Throughout
Harlem Renaissance literature there is a strong focus on the issues presented
by black motherhood. Some works, like
Alice Dunbar-Nelson's essay
"Woman's Most Serious Problem," point out the necessity of
motherhood. Dunbar-Nelson uses alarming
statistics about birth rates to make her point.
It seems more often the case, however, that motherhood in the black
community is portrayed negatively. Often
mothers are put in precarious situations and forced to watch as their children
are treated unfairly and violently by white dominated society. Being injured or killed for simply being who
you are is something that no mother wants to see for her child, and causes
negative feelings towards the idea of having children. Richard Wright's "Bright and Morning
Star" illustrates the constant worry faced by a mother, and the way in
which she struggles to protect her children.

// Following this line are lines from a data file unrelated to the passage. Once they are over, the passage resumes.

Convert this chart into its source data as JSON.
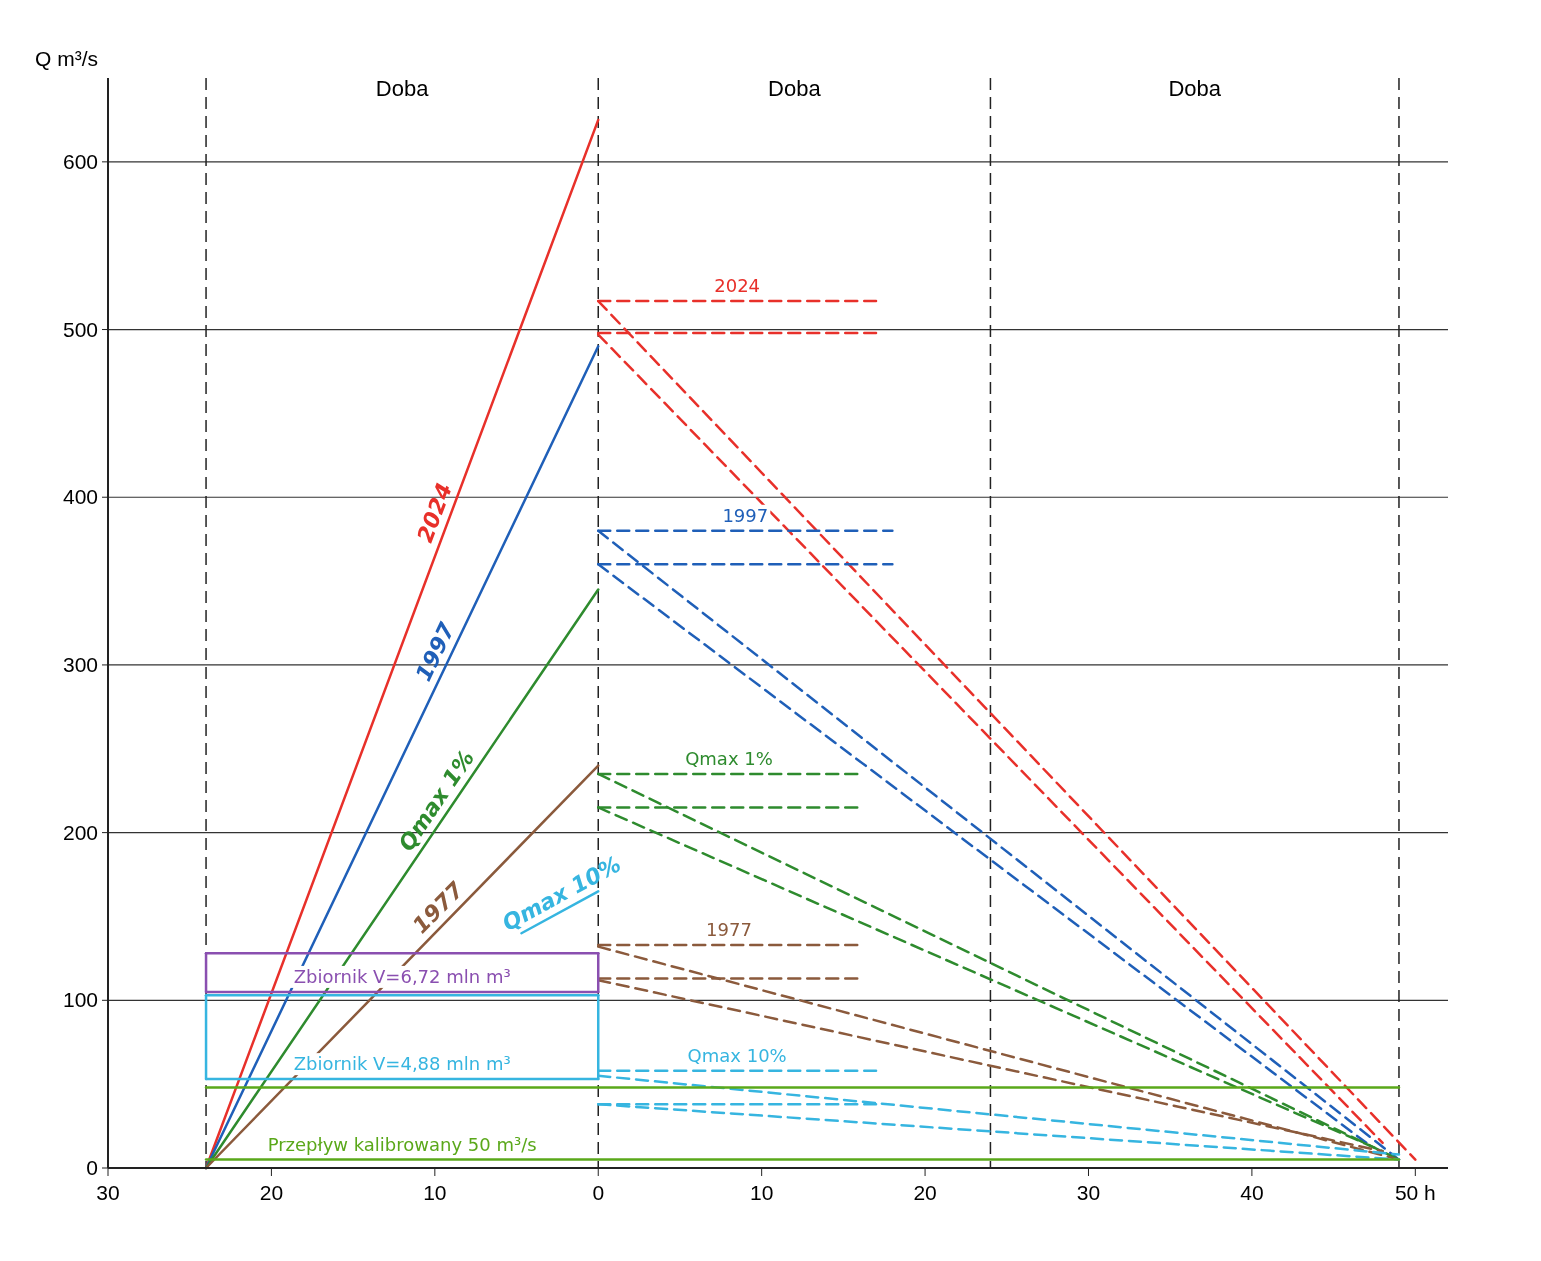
{
  "chart_data": {
    "type": "line",
    "ylabel": "Q m³/s",
    "xlim": [
      -30,
      52
    ],
    "ylim": [
      0,
      650
    ],
    "xticks": [
      {
        "value": -30,
        "label": "30"
      },
      {
        "value": -20,
        "label": "20"
      },
      {
        "value": -10,
        "label": "10"
      },
      0,
      10,
      20,
      30,
      40,
      {
        "value": 50,
        "label": "50 h"
      }
    ],
    "yticks": [
      0,
      100,
      200,
      300,
      400,
      500,
      600
    ],
    "grid": "y",
    "legend": false,
    "series": [
      {
        "name": "2024",
        "color": "#e8302a",
        "x": [
          -24,
          0
        ],
        "values": [
          0,
          625
        ],
        "line_style": "solid"
      },
      {
        "name": "1997",
        "color": "#1f5fb8",
        "x": [
          -24,
          0
        ],
        "values": [
          0,
          490
        ],
        "line_style": "solid"
      },
      {
        "name": "Qmax 1%",
        "color": "#2e8b2e",
        "x": [
          -24,
          0
        ],
        "values": [
          0,
          345
        ],
        "line_style": "solid"
      },
      {
        "name": "1977",
        "color": "#8b5a3c",
        "x": [
          -24,
          0
        ],
        "values": [
          0,
          240
        ],
        "line_style": "solid"
      },
      {
        "name": "Qmax 10%",
        "color": "#36b5e0",
        "x": [
          -4.7,
          0
        ],
        "values": [
          140,
          165
        ],
        "line_style": "solid"
      },
      {
        "color": "#e8302a",
        "x": [
          0,
          50
        ],
        "values": [
          517,
          5
        ],
        "line_style": "dashed"
      },
      {
        "color": "#e8302a",
        "x": [
          0,
          48
        ],
        "values": [
          497,
          15
        ],
        "line_style": "dashed"
      },
      {
        "color": "#1f5fb8",
        "x": [
          0,
          49
        ],
        "values": [
          380,
          5
        ],
        "line_style": "dashed"
      },
      {
        "color": "#1f5fb8",
        "x": [
          0,
          47
        ],
        "values": [
          360,
          15
        ],
        "line_style": "dashed"
      },
      {
        "color": "#2e8b2e",
        "x": [
          0,
          49
        ],
        "values": [
          235,
          5
        ],
        "line_style": "dashed"
      },
      {
        "color": "#2e8b2e",
        "x": [
          0,
          48
        ],
        "values": [
          215,
          10
        ],
        "line_style": "dashed"
      },
      {
        "color": "#8b5a3c",
        "x": [
          0,
          49
        ],
        "values": [
          132,
          5
        ],
        "line_style": "dashed"
      },
      {
        "color": "#8b5a3c",
        "x": [
          0,
          48
        ],
        "values": [
          112,
          10
        ],
        "line_style": "dashed"
      },
      {
        "color": "#36b5e0",
        "x": [
          0,
          49
        ],
        "values": [
          55,
          8
        ],
        "line_style": "dashed"
      },
      {
        "color": "#36b5e0",
        "x": [
          0,
          49
        ],
        "values": [
          38,
          5
        ],
        "line_style": "dashed"
      },
      {
        "name": "2024",
        "color": "#e8302a",
        "x": [
          0,
          17
        ],
        "values": [
          517,
          517
        ],
        "line_style": "dashed"
      },
      {
        "color": "#e8302a",
        "x": [
          0,
          17
        ],
        "values": [
          498,
          498
        ],
        "line_style": "dashed"
      },
      {
        "name": "1997",
        "color": "#1f5fb8",
        "x": [
          0,
          18
        ],
        "values": [
          380,
          380
        ],
        "line_style": "dashed"
      },
      {
        "color": "#1f5fb8",
        "x": [
          0,
          18
        ],
        "values": [
          360,
          360
        ],
        "line_style": "dashed"
      },
      {
        "name": "Qmax 1%",
        "color": "#2e8b2e",
        "x": [
          0,
          16
        ],
        "values": [
          235,
          235
        ],
        "line_style": "dashed"
      },
      {
        "color": "#2e8b2e",
        "x": [
          0,
          16
        ],
        "values": [
          215,
          215
        ],
        "line_style": "dashed"
      },
      {
        "name": "1977",
        "color": "#8b5a3c",
        "x": [
          0,
          16
        ],
        "values": [
          133,
          133
        ],
        "line_style": "dashed"
      },
      {
        "color": "#8b5a3c",
        "x": [
          0,
          16
        ],
        "values": [
          113,
          113
        ],
        "line_style": "dashed"
      },
      {
        "name": "Qmax 10%",
        "color": "#36b5e0",
        "x": [
          0,
          17
        ],
        "values": [
          58,
          58
        ],
        "line_style": "dashed"
      },
      {
        "color": "#36b5e0",
        "x": [
          0,
          17
        ],
        "values": [
          38,
          38
        ],
        "line_style": "dashed"
      },
      {
        "color": "#8a4fb0",
        "x": [
          -24,
          0
        ],
        "values": [
          128,
          128
        ],
        "line_style": "solid"
      },
      {
        "color": "#8a4fb0",
        "x": [
          -24,
          -24
        ],
        "values": [
          105,
          128
        ],
        "line_style": "solid"
      },
      {
        "color": "#8a4fb0",
        "x": [
          0,
          0
        ],
        "values": [
          105,
          128
        ],
        "line_style": "solid"
      },
      {
        "name": "Zbiornik V=6,72 mln m³",
        "color": "#8a4fb0",
        "x": [
          -24,
          0
        ],
        "values": [
          105,
          105
        ],
        "line_style": "solid"
      },
      {
        "color": "#36b5e0",
        "x": [
          -24,
          0
        ],
        "values": [
          103,
          103
        ],
        "line_style": "solid"
      },
      {
        "color": "#36b5e0",
        "x": [
          -24,
          -24
        ],
        "values": [
          53,
          103
        ],
        "line_style": "solid"
      },
      {
        "color": "#36b5e0",
        "x": [
          0,
          0
        ],
        "values": [
          53,
          103
        ],
        "line_style": "solid"
      },
      {
        "name": "Zbiornik V=4,88 mln m³",
        "color": "#36b5e0",
        "x": [
          -24,
          0
        ],
        "values": [
          53,
          53
        ],
        "line_style": "solid"
      },
      {
        "color": "#5aa81a",
        "x": [
          -24,
          49
        ],
        "values": [
          48,
          48
        ],
        "line_style": "solid"
      },
      {
        "name": "Przepływ kalibrowany 50 m³/s",
        "color": "#5aa81a",
        "x": [
          -24,
          49
        ],
        "values": [
          5,
          5
        ],
        "line_style": "solid"
      }
    ],
    "ref_lines": [
      {
        "axis": "x",
        "value": -24,
        "line_style": "dashed"
      },
      {
        "axis": "x",
        "value": 0,
        "line_style": "dashed"
      },
      {
        "axis": "x",
        "value": 24,
        "line_style": "dashed"
      },
      {
        "axis": "x",
        "value": 49,
        "line_style": "dashed"
      }
    ],
    "annotations": [
      "Doba",
      "Doba",
      "Doba"
    ]
  }
}
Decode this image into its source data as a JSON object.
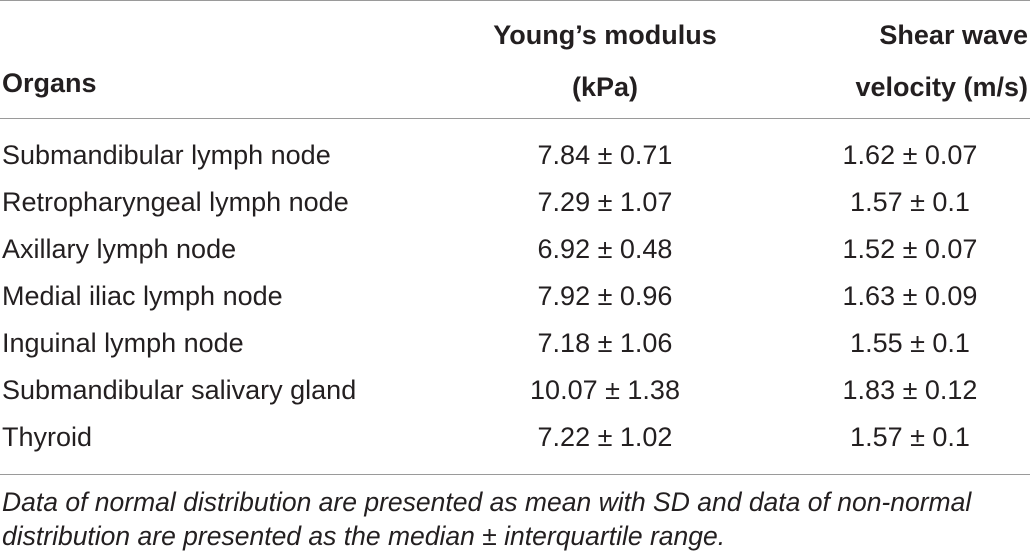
{
  "table": {
    "headers": {
      "organs": "Organs",
      "young_line1": "Young’s modulus",
      "young_line2": "(kPa)",
      "shear_line1": "Shear wave",
      "shear_line2": "velocity (m/s)"
    },
    "rows": [
      {
        "organ": "Submandibular lymph node",
        "young": "7.84 ± 0.71",
        "shear": "1.62 ± 0.07"
      },
      {
        "organ": "Retropharyngeal lymph node",
        "young": "7.29 ± 1.07",
        "shear": "1.57 ± 0.1"
      },
      {
        "organ": "Axillary lymph node",
        "young": "6.92 ± 0.48",
        "shear": "1.52 ± 0.07"
      },
      {
        "organ": "Medial iliac lymph node",
        "young": "7.92 ± 0.96",
        "shear": "1.63 ± 0.09"
      },
      {
        "organ": "Inguinal lymph node",
        "young": "7.18 ± 1.06",
        "shear": "1.55 ± 0.1"
      },
      {
        "organ": "Submandibular salivary gland",
        "young": "10.07 ± 1.38",
        "shear": "1.83 ± 0.12"
      },
      {
        "organ": "Thyroid",
        "young": "7.22 ± 1.02",
        "shear": "1.57 ± 0.1"
      }
    ],
    "footnote_line1": "Data of normal distribution are presented as mean with SD and data of non-normal",
    "footnote_line2": "distribution are presented as the median ± interquartile range."
  }
}
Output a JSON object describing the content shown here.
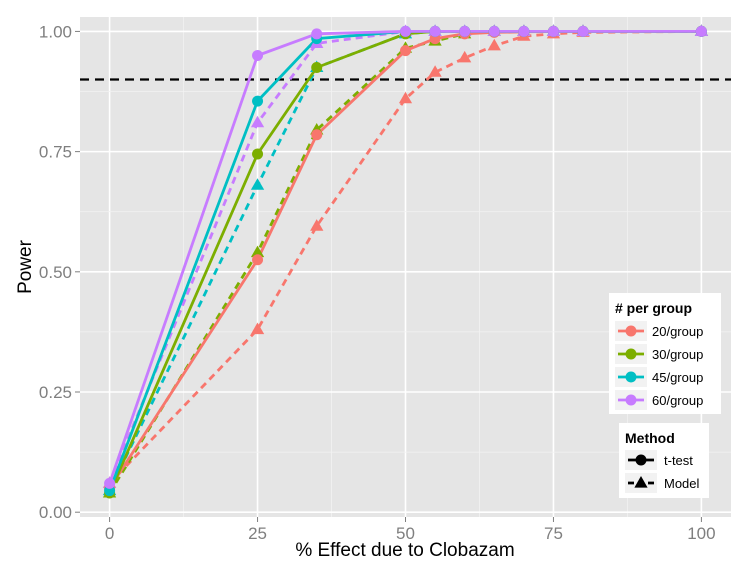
{
  "chart_data": {
    "type": "line",
    "xlabel": "% Effect due to Clobazam",
    "ylabel": "Power",
    "xlim": [
      -5,
      105
    ],
    "ylim": [
      -0.01,
      1.03
    ],
    "x_ticks": [
      0,
      25,
      50,
      75,
      100
    ],
    "y_ticks": [
      0.0,
      0.25,
      0.5,
      0.75,
      1.0
    ],
    "x_tick_labels": [
      "0",
      "25",
      "50",
      "75",
      "100"
    ],
    "y_tick_labels": [
      "0.00",
      "0.25",
      "0.50",
      "0.75",
      "1.00"
    ],
    "grid": true,
    "reference_line": {
      "y": 0.9,
      "style": "dashed",
      "color": "#000000"
    },
    "legend_placement": "right",
    "legends": [
      {
        "title": "# per group",
        "entries": [
          {
            "label": "20/group",
            "color": "#F8766D"
          },
          {
            "label": "30/group",
            "color": "#7CAE00"
          },
          {
            "label": "45/group",
            "color": "#00BFC4"
          },
          {
            "label": "60/group",
            "color": "#C77CFF"
          }
        ]
      },
      {
        "title": "Method",
        "entries": [
          {
            "label": "t-test",
            "linetype": "solid",
            "marker": "circle"
          },
          {
            "label": "Model",
            "linetype": "dashed",
            "marker": "triangle"
          }
        ]
      }
    ],
    "series": [
      {
        "group": "20/group",
        "method": "t-test",
        "color": "#F8766D",
        "x": [
          0,
          25,
          35,
          50,
          55,
          60,
          65,
          70,
          75,
          80,
          100
        ],
        "y": [
          0.05,
          0.525,
          0.785,
          0.96,
          0.985,
          0.995,
          0.998,
          0.999,
          1.0,
          1.0,
          1.0
        ]
      },
      {
        "group": "20/group",
        "method": "Model",
        "color": "#F8766D",
        "x": [
          0,
          25,
          35,
          50,
          55,
          60,
          65,
          70,
          75,
          80,
          100
        ],
        "y": [
          0.06,
          0.38,
          0.595,
          0.86,
          0.915,
          0.945,
          0.97,
          0.99,
          0.995,
          0.998,
          1.0
        ]
      },
      {
        "group": "30/group",
        "method": "t-test",
        "color": "#7CAE00",
        "x": [
          0,
          25,
          35,
          50,
          55,
          60,
          65,
          70,
          75,
          80,
          100
        ],
        "y": [
          0.04,
          0.745,
          0.925,
          0.995,
          1.0,
          1.0,
          1.0,
          1.0,
          1.0,
          1.0,
          1.0
        ]
      },
      {
        "group": "30/group",
        "method": "Model",
        "color": "#7CAE00",
        "x": [
          0,
          25,
          35,
          50,
          55,
          60,
          65,
          70,
          75,
          80,
          100
        ],
        "y": [
          0.04,
          0.54,
          0.795,
          0.965,
          0.98,
          0.995,
          1.0,
          1.0,
          1.0,
          1.0,
          1.0
        ]
      },
      {
        "group": "45/group",
        "method": "t-test",
        "color": "#00BFC4",
        "x": [
          0,
          25,
          35,
          50,
          55,
          60,
          65,
          70,
          75,
          80,
          100
        ],
        "y": [
          0.045,
          0.855,
          0.985,
          1.0,
          1.0,
          1.0,
          1.0,
          1.0,
          1.0,
          1.0,
          1.0
        ]
      },
      {
        "group": "45/group",
        "method": "Model",
        "color": "#00BFC4",
        "x": [
          0,
          25,
          35,
          50,
          55,
          60,
          65,
          70,
          75,
          80,
          100
        ],
        "y": [
          0.045,
          0.68,
          0.925,
          0.995,
          1.0,
          1.0,
          1.0,
          1.0,
          1.0,
          1.0,
          1.0
        ]
      },
      {
        "group": "60/group",
        "method": "t-test",
        "color": "#C77CFF",
        "x": [
          0,
          25,
          35,
          50,
          55,
          60,
          65,
          70,
          75,
          80,
          100
        ],
        "y": [
          0.06,
          0.95,
          0.995,
          1.0,
          1.0,
          1.0,
          1.0,
          1.0,
          1.0,
          1.0,
          1.0
        ]
      },
      {
        "group": "60/group",
        "method": "Model",
        "color": "#C77CFF",
        "x": [
          0,
          25,
          35,
          50,
          55,
          60,
          65,
          70,
          75,
          80,
          100
        ],
        "y": [
          0.06,
          0.81,
          0.975,
          1.0,
          1.0,
          1.0,
          1.0,
          1.0,
          1.0,
          1.0,
          1.0
        ]
      }
    ]
  }
}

Wright takes great care to place Sue at the epicenter of the problems
faced by her son. Angelina Weld Grimké's
Rachel deals with motherhood by
showing the ways in which potential African American parents are discouraged
from having children because they perceive that bringing a black child into the
world is an act of cruelty. These works
come together to present an image of motherhood as unattractive to black women.
Wright's
"Bright and Morning Star" begins with Sue's worry and nervousness as
she waits for Johnny-Boy: "She sighed, troubling, Johnny-Boy's been
trampin in this slop all day wid no decent shoes on his feet" (75). This suggests that a black mother's fate is
to worry for her children because danger and hard times for them are inevitable. She forces herself into doing chores around
the house to take her mind off her son, but asks, "But how could she
forget Johnny-Boy out there on those wet fields . . . that was just what Sug
had been doing when the sheriff had caught him, beat him" (76). As she claims "Ah been a lil scared ever
since Sug went t jail" (76), she affirms that she lives in constant fear
for her children. She has already lost
one son and sees it as inevitable that she will lose another: "Sug was
gone and she didn't know just when Johnny-Boy would be taken too" (77). Sug's incarceration before the action even
begins suggests that the odds for these children are so slim that a mother with
two sons is likely to lose them both, whether they be lost to prison or
violence.
Just
as Sue worries about the fate of her children, Rachel worries about the fate of
her potential children. It is a worry
that Rachel acknowledges: "this is the way I should feel, if I were little
Jimmy's mother" (203). Referring to
women like Sue, Rachel claims, "everywhere, throughout the South, there
are hundreds of dark mothers who live in fear, terrible, suffocating fear,
whose rest by night is broken, and whose joy by day in their babies on their
hearts is three parts—pain" (203).
Judging from examples she sees around her, she seeks to avoid the
violence and incarceration that has plagued the children of women like
Sue. Her experience with violence comes
in the form of the tragic lynching of her father and brother. These past events shed light on the reason
that Rachel abandons her dream of having children. She does not wish for her own children to be
treated badly at school, nor can she imagine seeing them lynched. The unfortunate thing for Rachel is that she
sees constant reminders of the fate of black children. The young girl Ethel Lane is treated so
harshly in school that she is only able to stay for two weeks, and her worst
fears are realized as Jimmy comes home from school to ask her what the word
"nigger" means.
The
awful situations observed by these characters creates a pessimistic belief that
black children are doomed from birth.
There is little motivation to bring a child into the world who will be
hated, assaulted, and forced into the place of a second class citizen. Childbirth is complicated by the issue of how
hard it is to be an African American, as Rachel says "We are all
blighted" (225). It is a feeling
shared not only by mothers, as Tom says "how pathetic and tragic a thing —
a little colored child is?" (212).
He again refers to the idea that black children are doomed from birth
and have only pain to look forward to. Referring
to this belief, she asks Strong if he believes that it may sometimes be a
kindness to kill. She ponders whether "it
would be more merciful—to strangle the little things at birth" (203).
As
mothers, these women have the safety and well-being of their children in mind,
but society complicates this by making it harder to be a minority. Seeing the treatment of people of color
creates a hopeless feeling for the future of your children. Not having children may be a somewhat
pessimistic view, but the texts make valid statements about the tragedies a
black mother will have to endure should she decide to have children. While Sue serves to demonstrate the stress
that a mother is put through, Rachel represents the reasoning that goes into
having a child. These women clearly love
children, but Rachel sees not having children as an act of love. She wants to help her children preemptively by
not even having them. By keeping
children from the world entirely, she saves them the pain that comes from
living in a white dominated society.
Just as Tom claims in Rachel,
the difference between white and black children is stark: "Their children
shall grow up in hope; ours, in despair" (208). While whites are also among the persecuted in
"Bright and Morning Star," Johnny-Boy's punishment is made all the
more severe because he is a black man.
The difference between white parents and black parents becomes a wide
gap where white parents have hope for their children to grow up and be
successful, while black parents have despair.